01 August 2011

The Children of King Henry I of England

King Henry I of England
Henry I of England (1100 to 1135), son of William the Conqueror, was as noteworthy for his political power, as for the tragedy of his legitimate son and daughter's lives. Henry had the misfortune to lose his heir William in a fire on the English Channel and while his barons swore to support his daughter Matilda's claim, they changed their minds after Henry's death, allowing for his nephew Stephen to seize the throne. Perhaps more notorious was the number of illegitimate children Henry fathered. Even more exceptional, most of Henry’s bastards went on to prominent positions throughout the British Isles and France. The daughters married into powerful families including the Scottish royal line, while the sons became earls, archbishops and abbots of the feudal Church.

Artist's illustration of Bristol Castle, which Robert de Caen originally built
Robert of Caen, born in 1090, lived in his father’s household from at least the age of ten. In 1119, he married an heiress Mabel, a granddaughter of the powerful Earl Roger Montgomery of Shrewsbury. She brought the wealth of lands in Gloucester to the union. A few years later, when Henry summoned his barons to England to recognize Matilda as a future Queen, Robert swore an oath in support of her, as did the King’s nephew Stephen. When he usurped Matilda’s claim, Robert accepted his rule. Two years later, he became Matilda’s commander-in-chief during the Anarchy (1135 to 1154), a tumultuous period when she and her cousin vied for the throne. In 1141, Matilda’s supporters captured King Stephen at the Battle of Lincoln, but seven months later, his allies apprehended Robert. In a prisoner exchange, both men gained their freedom. Robert continued his campaign to establish her rule and that of her son, the future Henry II, but he died before its achievement on October 31, 1147.

Loch Tay island, where Queen Sybil's church stood
Sybil, born possibly two years after Robert, was King Henry’s daughter by his long-time mistress, Sybil Corbet. The daughter had another connection to the royal family, being the granddaughter of Count Robert of Mortain, brother of William the Conqueror.  After 1107, Sybil married the young Scots King Alexander. Although they were devoted to each other, they did not have any children. She died in 1122 and Alexander founded a church on the island of Loch Tay, where she died. Alexander never re-married and his brother David inherited the throne.
Sybil’s full-blood brother Rainald de Dunstanville first became Earl of Cornwall, when he supported King Stephen. Like his half-brother Robert of Caen, he soon switched sides and led a rebellion. Rainald married well in 1139 to Beatrice, an heiress with lands throughout Cornwall. They would have seven children together. Two years later, his half-sister Matilda conferred the earldom on him again. The Anarchy allowed Rainald to evade payment of taxes on his holdings, which did not change until 1175, when Rainald died without a living male heir.
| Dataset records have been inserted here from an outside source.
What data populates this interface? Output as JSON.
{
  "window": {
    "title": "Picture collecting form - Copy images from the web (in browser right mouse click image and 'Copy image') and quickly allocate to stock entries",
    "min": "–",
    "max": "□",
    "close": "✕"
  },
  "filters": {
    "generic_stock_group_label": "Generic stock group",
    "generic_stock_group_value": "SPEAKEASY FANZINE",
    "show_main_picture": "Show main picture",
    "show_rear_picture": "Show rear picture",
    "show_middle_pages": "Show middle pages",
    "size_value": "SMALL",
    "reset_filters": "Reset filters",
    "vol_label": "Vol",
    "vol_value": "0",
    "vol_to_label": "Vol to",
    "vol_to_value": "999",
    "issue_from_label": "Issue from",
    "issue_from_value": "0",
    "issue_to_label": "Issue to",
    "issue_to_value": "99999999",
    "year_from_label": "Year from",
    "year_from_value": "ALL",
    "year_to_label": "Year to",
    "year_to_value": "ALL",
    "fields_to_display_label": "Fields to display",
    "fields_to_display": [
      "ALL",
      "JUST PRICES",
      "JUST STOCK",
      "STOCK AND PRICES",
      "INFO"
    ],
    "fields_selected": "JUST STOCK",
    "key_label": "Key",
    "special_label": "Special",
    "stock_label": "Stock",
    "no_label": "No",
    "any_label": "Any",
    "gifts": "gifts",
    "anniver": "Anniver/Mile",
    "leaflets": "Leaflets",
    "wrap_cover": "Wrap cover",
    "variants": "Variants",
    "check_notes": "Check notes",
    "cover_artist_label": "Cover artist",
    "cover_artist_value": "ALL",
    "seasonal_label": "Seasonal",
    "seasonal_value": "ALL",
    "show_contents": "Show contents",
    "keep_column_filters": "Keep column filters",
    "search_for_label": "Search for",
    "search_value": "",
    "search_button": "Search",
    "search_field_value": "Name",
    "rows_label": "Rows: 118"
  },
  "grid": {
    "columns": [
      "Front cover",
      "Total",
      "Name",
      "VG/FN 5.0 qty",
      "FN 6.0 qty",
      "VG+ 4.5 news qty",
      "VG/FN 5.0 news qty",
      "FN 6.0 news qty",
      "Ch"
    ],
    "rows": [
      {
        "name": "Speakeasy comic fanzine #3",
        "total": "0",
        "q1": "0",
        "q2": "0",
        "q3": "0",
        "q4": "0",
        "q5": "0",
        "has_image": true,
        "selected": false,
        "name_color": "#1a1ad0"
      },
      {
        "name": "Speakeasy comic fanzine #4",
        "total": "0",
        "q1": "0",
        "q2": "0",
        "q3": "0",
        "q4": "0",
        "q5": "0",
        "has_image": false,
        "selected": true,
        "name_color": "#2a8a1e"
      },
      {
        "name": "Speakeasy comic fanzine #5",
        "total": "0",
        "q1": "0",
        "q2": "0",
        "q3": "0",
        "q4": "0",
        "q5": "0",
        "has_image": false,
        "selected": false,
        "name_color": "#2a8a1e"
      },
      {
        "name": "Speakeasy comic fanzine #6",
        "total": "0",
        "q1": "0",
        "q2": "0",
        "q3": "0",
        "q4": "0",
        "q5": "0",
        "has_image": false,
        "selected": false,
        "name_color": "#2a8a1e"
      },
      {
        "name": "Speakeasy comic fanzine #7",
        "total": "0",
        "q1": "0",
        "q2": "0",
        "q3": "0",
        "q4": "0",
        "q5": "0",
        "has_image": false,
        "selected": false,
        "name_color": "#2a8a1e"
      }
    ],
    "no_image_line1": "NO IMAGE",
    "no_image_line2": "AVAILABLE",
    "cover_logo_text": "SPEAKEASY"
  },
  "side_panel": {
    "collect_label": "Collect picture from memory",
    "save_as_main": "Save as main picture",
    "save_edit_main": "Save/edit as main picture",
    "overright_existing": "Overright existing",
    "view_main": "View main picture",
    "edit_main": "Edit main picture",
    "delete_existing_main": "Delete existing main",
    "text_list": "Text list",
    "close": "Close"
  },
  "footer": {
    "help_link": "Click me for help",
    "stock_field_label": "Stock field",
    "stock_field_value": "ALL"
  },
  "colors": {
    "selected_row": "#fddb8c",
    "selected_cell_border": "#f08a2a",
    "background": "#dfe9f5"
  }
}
In 1103, Juliane, another bastard daughter of King Henry by his mistress Ansfride, married Eustace de Pacy in Normandy. The couple shared similar circumstances. Eustace’s father William de Breteuil acknowledged him despite his illegitimate birth. Sixteen years later, King Henry held his own granddaughters from Juliane as pledges for Eustace’s safekeeping of the castle at Ivry. Eustace failed in his bid and as revenge, Henry had his granddaughters eyes put out and the tips of their noses cut off. A naturally aggrieved Juliane sided with her husband against her father. He besieged her in the castle at Breteuil. She requested a meeting with him, but tried to put a bolt from a crossbow in his heart. Surrounded and helpless, Juliane surrendered. Later, she and her husband sought Henry’s forgiveness and she retired to the abbey at Fontevrault.
Isabel is one of the most provocative of Henry’s illegitimate daughters. The controversy stems from her ancestors’ ties to Henry. Isabel was the granddaughter of Comte Robert de Meulan, who had been an advisor to King Henry from the beginning of his reign. The men were longtime friends and Henry would have seen Robert’s children grow up during his long reign. When Robert died in 1117, Henry claimed his eldest sons, the 13-year-old twins Waleran de Meulan and Robert of Leicester as wards. Their sister Isabel was at least three years younger, yet in 1120, she bore Henry an illegitimate daughter who shared her mother’s name. While this last of the King’s mistresses went on to marry Gilbert de Clare and become the mother of Richard, known as Strongbow, her daughter never wed.     
Henry acknowledged at least fifteen other bastards during his lifetime. No other English king, including Charles II five centuries later, fathered as many illegitimate children. For those aligned with Henry’s children through marriage and political alliance, the link to royal blood mattered most, not the legitimacy of that connection.